O Copom cortou a Selic para 14,25% ao ano em junho, mas endureceu o comunicado. Veja quanto rendem poupança, CDB e Tesouro Selic agora e o que muda no crédito.

ELEquipe lifin8 min de leitura
Selic a 14,25%: o que muda na poupança, no CDB e nas dívidas

Em 17 de junho de 2026, o Copom cortou a Selic em 0,25 ponto percentual, de 14,50% para 14,25% ao ano, o terceiro corte seguido do ciclo iniciado depois de o comitê ter mantido a taxa em 15% na primeira reunião do ano.

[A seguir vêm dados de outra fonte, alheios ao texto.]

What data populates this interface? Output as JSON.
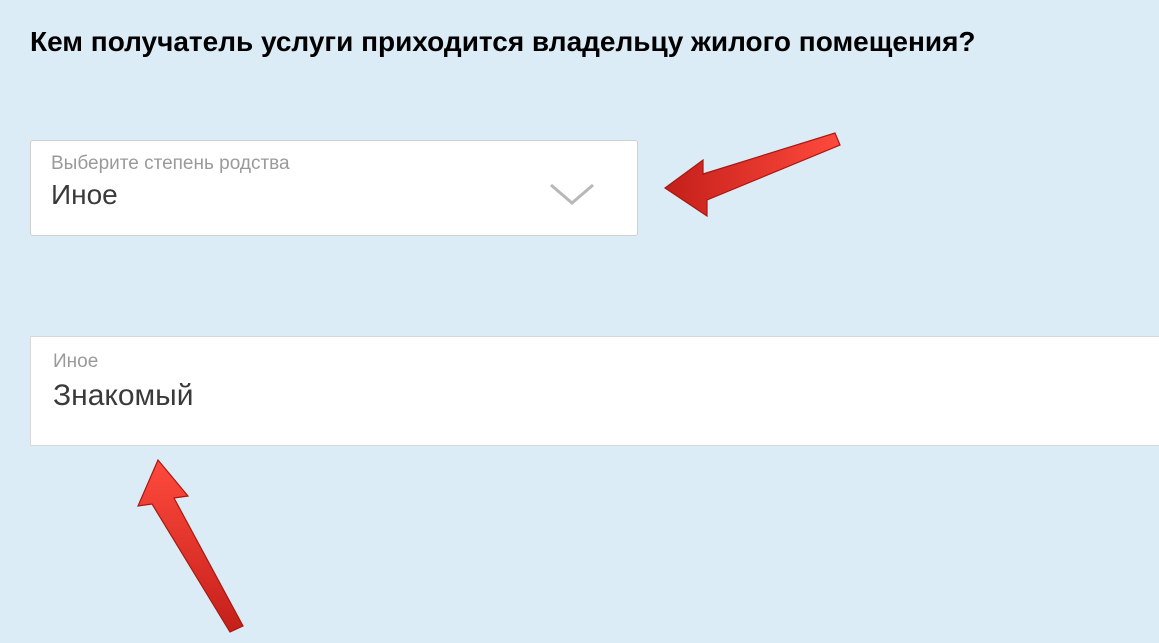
{
  "heading": "Кем получатель услуги приходится владельцу жилого помещения?",
  "select": {
    "label": "Выберите степень родства",
    "value": "Иное"
  },
  "textField": {
    "label": "Иное",
    "value": "Знакомый"
  },
  "arrowColor": "#e63228"
}
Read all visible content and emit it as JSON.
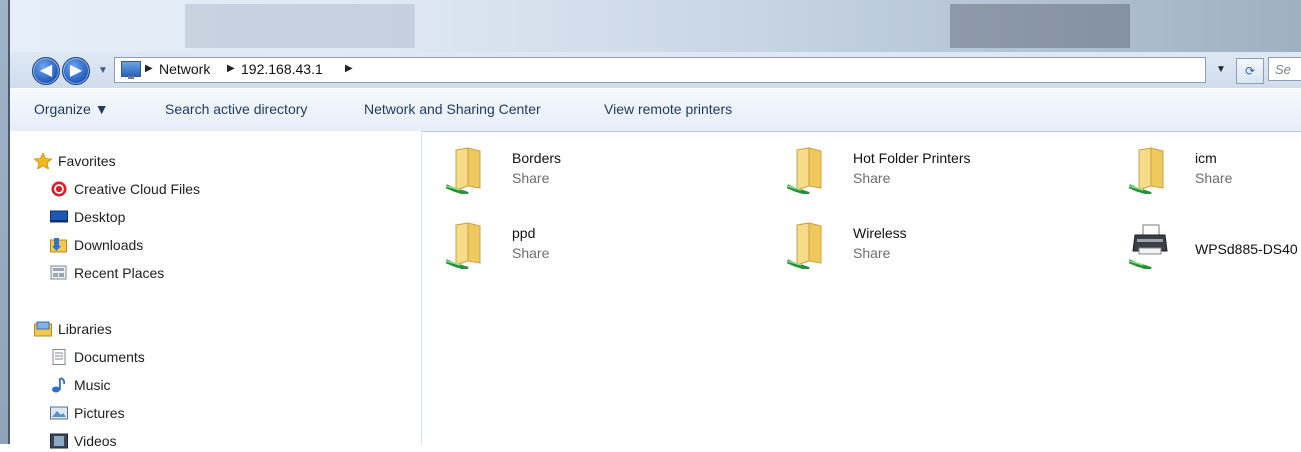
{
  "window": {
    "frame_color": "#9fb3c9"
  },
  "address": {
    "crumbs": [
      "Network",
      "192.168.43.1"
    ],
    "search_placeholder": "Se"
  },
  "toolbar": {
    "organize": "Organize ▼",
    "search_ad": "Search active directory",
    "network_center": "Network and Sharing Center",
    "remote_printers": "View remote printers"
  },
  "nav": {
    "favorites": {
      "label": "Favorites",
      "items": [
        "Creative Cloud Files",
        "Desktop",
        "Downloads",
        "Recent Places"
      ]
    },
    "libraries": {
      "label": "Libraries",
      "items": [
        "Documents",
        "Music",
        "Pictures",
        "Videos"
      ]
    }
  },
  "content": {
    "items": [
      {
        "name": "Borders",
        "type": "Share",
        "icon": "shared-folder-icon"
      },
      {
        "name": "Hot Folder Printers",
        "type": "Share",
        "icon": "shared-folder-icon"
      },
      {
        "name": "icm",
        "type": "Share",
        "icon": "shared-folder-icon"
      },
      {
        "name": "ppd",
        "type": "Share",
        "icon": "shared-folder-icon"
      },
      {
        "name": "Wireless",
        "type": "Share",
        "icon": "shared-folder-icon"
      },
      {
        "name": "WPSd885-DS40",
        "type": "",
        "icon": "network-printer-icon"
      }
    ]
  }
}
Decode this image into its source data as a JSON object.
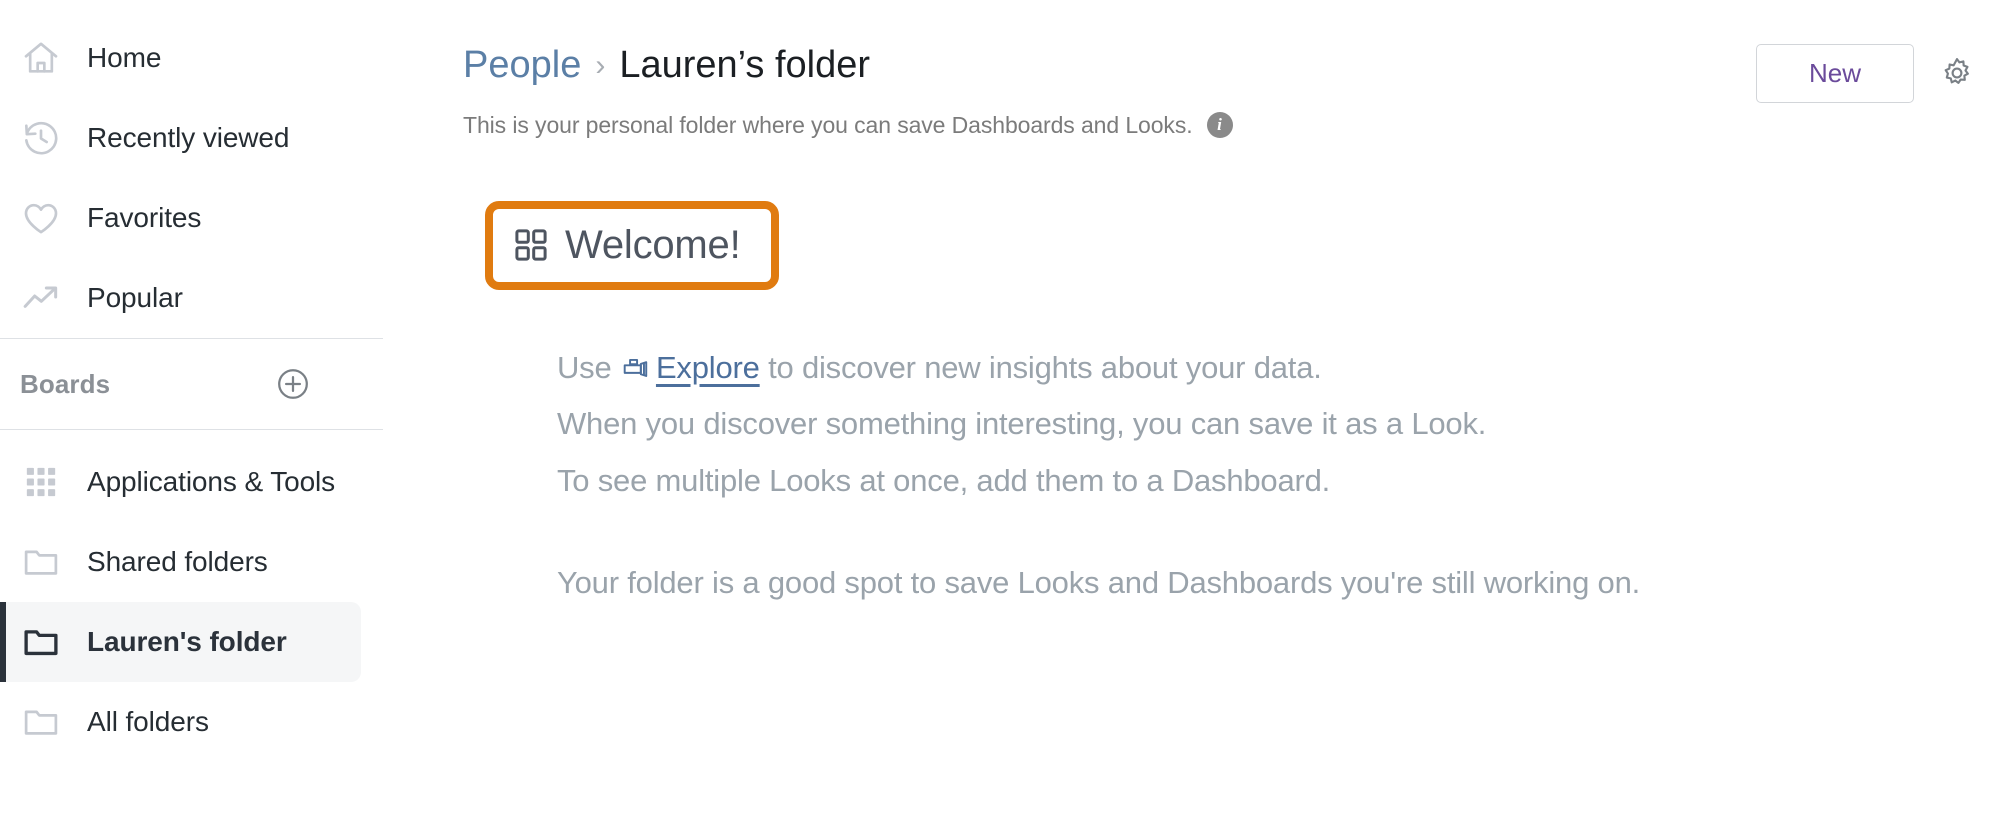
{
  "sidebar": {
    "primary_items": [
      {
        "label": "Home",
        "icon": "home-icon",
        "selected": false
      },
      {
        "label": "Recently viewed",
        "icon": "history-clock-icon",
        "selected": false
      },
      {
        "label": "Favorites",
        "icon": "heart-icon",
        "selected": false
      },
      {
        "label": "Popular",
        "icon": "trending-up-icon",
        "selected": false
      }
    ],
    "boards_section": {
      "title": "Boards",
      "add_icon": "plus-circle-icon"
    },
    "folder_items": [
      {
        "label": "Applications & Tools",
        "icon": "grid-dots-icon",
        "selected": false
      },
      {
        "label": "Shared folders",
        "icon": "folder-icon",
        "selected": false
      },
      {
        "label": "Lauren's folder",
        "icon": "folder-icon",
        "selected": true
      },
      {
        "label": "All folders",
        "icon": "folder-icon",
        "selected": false
      }
    ]
  },
  "header": {
    "breadcrumb": {
      "parent": "People",
      "separator": "›",
      "current": "Lauren’s folder"
    },
    "subtitle": "This is your personal folder where you can save Dashboards and Looks.",
    "info_icon_glyph": "i",
    "new_button_label": "New",
    "gear_icon": "gear-icon"
  },
  "content": {
    "welcome": {
      "title": "Welcome!",
      "icon": "dashboard-grid-icon",
      "highlight_color": "#e07b10"
    },
    "lines": [
      {
        "prefix": "Use ",
        "link": "Explore",
        "link_icon": "explore-telescope-icon",
        "suffix": " to discover new insights about your data."
      },
      {
        "text": "When you discover something interesting, you can save it as a Look."
      },
      {
        "text": "To see multiple Looks at once, add them to a Dashboard."
      },
      {
        "text": "Your folder is a good spot to save Looks and Dashboards you're still working on."
      }
    ]
  },
  "colors": {
    "accent_purple": "#6b4b9b",
    "link_blue": "#5b7fa6",
    "highlight_orange": "#e07b10",
    "body_gray": "#9aa3ab",
    "selected_bg": "#f5f6f7"
  }
}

Só que o comunicado que acompanhou a decisão veio mais duro do que o corte em si, e isso muda a leitura de quem só olhou a manchete.

A taxa básica de juros caiu, mas o Banco Central deixou claro que não é hora de comemorar. Este texto explica o que de fato mudou no dia 17 de junho, por que o tom do comunicado dividiu economistas e o que isso significa, na prática, para quem tem dinheiro guardado ou dívida em aberto.

#O que o Copom decidiu em 17 de junho

A decisão foi unânime entre os membros do comitê e veio dentro do que o mercado esperava: 0,25 ponto percentual de corte, levando a Selic de 14,50% para 14,25% ao ano. Foi o terceiro corte consecutivo de 2026, depois de o Copom ter optado por manter a taxa em 15% na primeira reunião do ano, em janeiro.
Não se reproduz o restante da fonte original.